WASHINGTON – The Federal Reserve held interest rates steady on Wednesday as higher inflation is expected and economic growth is declining in the future, but still noted two cuts later this year.
With the market expecting no central bank relocation this week, the Federal Open Market Committee has kept its main lending rate in the range of 4.25%-4.4.5%, which has been in the market since December.
With the rate decision, the committee passed its closely watched “points” that two cuts were still on the table by the end of 2025. However, it has reduced once in 2026 and 2027, lowering expected future interest rates by four, or a full percentage point.
The chart shows that Fed officials continue to have uncertainty about the future of interest rates. Each point represents an official’s expectations for the rate. There is widespread spread across the matrix, with the outlook pointing to a Fed funding rate of about 3.4% in 2027.
Seven of the 19 participants said they do not want cuts this year, starting with four in March. However, the Commission unanimously approved the policy statement.
Economic forecasts from conference participants point to further stagnation pressure, with participants seeing GDP at a rate of 1.4% in 2025 and inflation reaching 3%.
GDP forecasts have declined
The revised forecast, which was last updated in March, decreased by 0.3 percentage points in GDP, and the increase in the price index of personal consumption expenditure increased. The core PCE for eliminating food and energy prices is expected to be 3.1%, also an increase of 0.3 percentage points. The revision rate of unemployment prospects is small, as high as 4.5%, 0.1 percentage point higher than March’s 0.1 percentage point and 0.3 percentage point higher than the current level.
The FOMC statement has rarely happened since May meetings. Broadly speaking, the economy grew at a “stable pace”, “low” unemployment and “slightly higher” inflation, the commission said.
Furthermore, the committee shows that less attention is paid to the diffuse and cloud of the economy and White House trade policy.
“Uncertainty about the economic outlook has declined, but is still increasing. The Commission notes the risks of its dual mandate,” the Commission said.
period Press ConferenceFed Chairman Jerome Powell It is recommended to wait for clarity if you have time.
“For the time being, we have the ability to wait for more understanding of the economic process before considering any adjustments to our policies,” Powell said.
US Stocks After the announcement, shake near the flat line.
Trump pushes for tax cuts
although Fed’s statement The president has not elaborated on why uncertainty has disappeared Donald Trump Some of his fierce trade rhetoric eased, and the White House was in a 90-day negotiation period on tariffs.
However, Trump’s remarks about the Fed have not diminished.
Earlier Wednesday, the president once again slammed Powell and his colleagues for not relaxing. Trump said Fed funds rate should be reduced by at least 2 percentage points, and Mocking Powell as “stupid” Because there is no push for the committee to cut.
Federal Reserve officials don’t want to moveWorrying that Trump’s tariffs this year may lead to Inflation in the coming months. So far, the price meter has not shown that responsibility has had a big impact. Before the “Liberation Day” announcement on April 2 Helps deflect their influence.
“Everyone I know predicts inflation in the coming months makes sense because someone has to pay tariffs,” Powell said.
this Conflict between Israel and Iran and The prospect of higher energy prices Potential potential factors that prevent the Fed from cutting.
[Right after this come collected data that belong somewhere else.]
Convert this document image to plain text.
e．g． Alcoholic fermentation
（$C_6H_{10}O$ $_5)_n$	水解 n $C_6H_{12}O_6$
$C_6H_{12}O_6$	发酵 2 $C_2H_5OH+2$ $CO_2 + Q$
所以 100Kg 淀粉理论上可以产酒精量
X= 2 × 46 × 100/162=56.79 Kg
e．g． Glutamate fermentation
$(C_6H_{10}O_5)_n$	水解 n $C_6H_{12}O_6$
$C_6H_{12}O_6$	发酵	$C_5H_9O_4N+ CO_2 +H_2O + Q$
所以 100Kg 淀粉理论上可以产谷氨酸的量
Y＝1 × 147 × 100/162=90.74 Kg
The statement did not mention the impact of the Middle East combat.
The gradually softening of the economy could provide a motivation for a decrease later this year.
Recent labor market data show that layoffs are spreading, long-term unemployment is also increasing, and consumers spend less. Retail sales fell nearly 1% in May Recent data reflects the cooling housing market, which has begun to reach its lowest level in five years.
“Effectively, they sit in their hands, waiting for whether the tariffs increase inflation or the job market begins to move, regardless of which part of the dual mandate is affected, may guide them in any direction they take, although bias is still lowering rates (or at least keeping the same rate; not raising rates; not raising rates).
Zaccarelli was not surprised that interest rates remained stable. However, he said the market was surprised by the comments that uncertainty was “reduced”.
But for Trump, the importance of lower interest rates stems from the high cost of the government’s funding of its $36 trillion debt.
The debt interest program reached a total of $1.2 trillion this year, exceeding all other budget items except Social Security and Medicare. The Fed cut last time in December, with higher fiscal yields for the whole year, giving Budget deficit It could be close to $2 trillion, or more than 6% of GDP.
Correction: Conference participants expect GDP to increase at a rate of 1.4% in 2025. An earlier version of the story was misunderstood.